Energy fluctuations and the singularity of specific heat in 3D Ising model

We study the energy fluctuations in 3D Ising model near the phase transition point. Specific heat is a relevant quantity which is directly related to the mean squared amplitude of the energy fluctuations in the system. We have made extensive Monte Carlo simulations in 3D Ising model to clarify the character of the singularity of the specific heat C-V based on the finite-size scaling of its maximal values C-V(max) depending on the linear size of the lattice L. An original iterative method has been used which automatically finds the pseudocritical temperature corresponding to the maximum of C-V. The simulations made up to L less than or equal to 128 with application of the Wolff's cluster algorithm allowed us to verify the possible power-like as well as logarithmic singularity of the specific heat predicted by different theoretical treatments.

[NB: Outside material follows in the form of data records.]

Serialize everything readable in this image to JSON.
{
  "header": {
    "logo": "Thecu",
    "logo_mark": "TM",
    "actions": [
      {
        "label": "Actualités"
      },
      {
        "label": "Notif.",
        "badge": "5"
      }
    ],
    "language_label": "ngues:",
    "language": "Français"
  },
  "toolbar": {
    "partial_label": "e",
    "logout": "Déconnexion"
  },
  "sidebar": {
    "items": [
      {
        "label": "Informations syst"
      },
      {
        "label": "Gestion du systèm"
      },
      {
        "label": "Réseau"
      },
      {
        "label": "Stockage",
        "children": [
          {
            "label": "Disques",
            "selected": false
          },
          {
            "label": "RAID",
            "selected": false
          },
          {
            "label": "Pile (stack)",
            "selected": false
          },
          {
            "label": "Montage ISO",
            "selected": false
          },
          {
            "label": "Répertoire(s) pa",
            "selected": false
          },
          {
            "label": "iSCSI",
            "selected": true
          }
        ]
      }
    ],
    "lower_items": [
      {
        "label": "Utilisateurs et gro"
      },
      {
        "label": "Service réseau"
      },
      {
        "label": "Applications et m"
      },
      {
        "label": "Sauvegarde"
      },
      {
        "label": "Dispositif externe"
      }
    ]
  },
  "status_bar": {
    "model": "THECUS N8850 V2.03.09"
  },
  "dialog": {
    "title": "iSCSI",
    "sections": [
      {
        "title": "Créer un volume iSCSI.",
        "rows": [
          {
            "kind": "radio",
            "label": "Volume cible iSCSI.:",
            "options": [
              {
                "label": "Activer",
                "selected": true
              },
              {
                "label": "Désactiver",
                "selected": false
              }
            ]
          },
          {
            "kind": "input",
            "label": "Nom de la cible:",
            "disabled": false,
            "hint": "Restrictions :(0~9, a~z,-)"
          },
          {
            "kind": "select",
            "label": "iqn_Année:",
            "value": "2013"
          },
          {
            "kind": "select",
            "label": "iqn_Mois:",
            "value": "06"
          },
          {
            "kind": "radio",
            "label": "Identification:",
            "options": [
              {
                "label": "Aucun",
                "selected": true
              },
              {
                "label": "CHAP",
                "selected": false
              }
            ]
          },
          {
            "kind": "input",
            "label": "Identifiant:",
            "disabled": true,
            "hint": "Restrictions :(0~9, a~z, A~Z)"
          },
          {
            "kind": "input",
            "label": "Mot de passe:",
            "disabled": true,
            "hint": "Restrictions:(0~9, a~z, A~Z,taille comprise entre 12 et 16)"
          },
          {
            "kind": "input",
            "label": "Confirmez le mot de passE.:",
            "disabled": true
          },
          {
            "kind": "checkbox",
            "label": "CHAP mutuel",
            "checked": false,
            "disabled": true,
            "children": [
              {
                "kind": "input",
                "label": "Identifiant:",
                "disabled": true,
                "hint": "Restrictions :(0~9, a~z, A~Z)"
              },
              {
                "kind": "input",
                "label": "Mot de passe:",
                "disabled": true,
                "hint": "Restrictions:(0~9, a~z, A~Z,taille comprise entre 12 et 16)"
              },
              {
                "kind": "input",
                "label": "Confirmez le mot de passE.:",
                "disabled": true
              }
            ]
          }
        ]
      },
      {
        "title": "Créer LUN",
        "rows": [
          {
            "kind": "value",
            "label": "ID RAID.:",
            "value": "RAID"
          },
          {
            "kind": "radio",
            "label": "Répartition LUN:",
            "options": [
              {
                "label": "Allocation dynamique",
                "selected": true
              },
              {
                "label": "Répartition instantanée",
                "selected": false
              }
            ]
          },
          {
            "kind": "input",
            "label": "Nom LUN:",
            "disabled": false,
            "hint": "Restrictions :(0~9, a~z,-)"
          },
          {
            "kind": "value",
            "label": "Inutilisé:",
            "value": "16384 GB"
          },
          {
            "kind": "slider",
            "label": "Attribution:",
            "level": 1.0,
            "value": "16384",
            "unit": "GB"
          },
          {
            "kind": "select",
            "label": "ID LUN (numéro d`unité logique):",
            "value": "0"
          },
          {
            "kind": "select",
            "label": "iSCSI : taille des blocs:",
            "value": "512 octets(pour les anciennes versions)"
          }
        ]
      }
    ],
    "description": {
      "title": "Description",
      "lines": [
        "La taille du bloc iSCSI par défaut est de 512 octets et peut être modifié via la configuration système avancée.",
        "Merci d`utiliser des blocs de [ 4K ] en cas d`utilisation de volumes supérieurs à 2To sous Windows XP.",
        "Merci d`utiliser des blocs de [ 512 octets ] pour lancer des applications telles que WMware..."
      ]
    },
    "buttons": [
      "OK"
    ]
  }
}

The most challenging and interesting result we have obtained is that the finite-size scaling of C-V(max) in 3D Ising model is well described by a logarithmic rather than power-like ansatz, just like in 2D case. Another modification of our iterative method has been considered to estimate the critical coupling of 3D Ising model from the Binder cumulant data within L is an element of [96; 384]. Furthermore, the critical exponent beta has been evaluated from the simulated magnetization data within the range of reduced temperatures t greater than or equal to 0.000086 and system sizes L less than or equal to 410.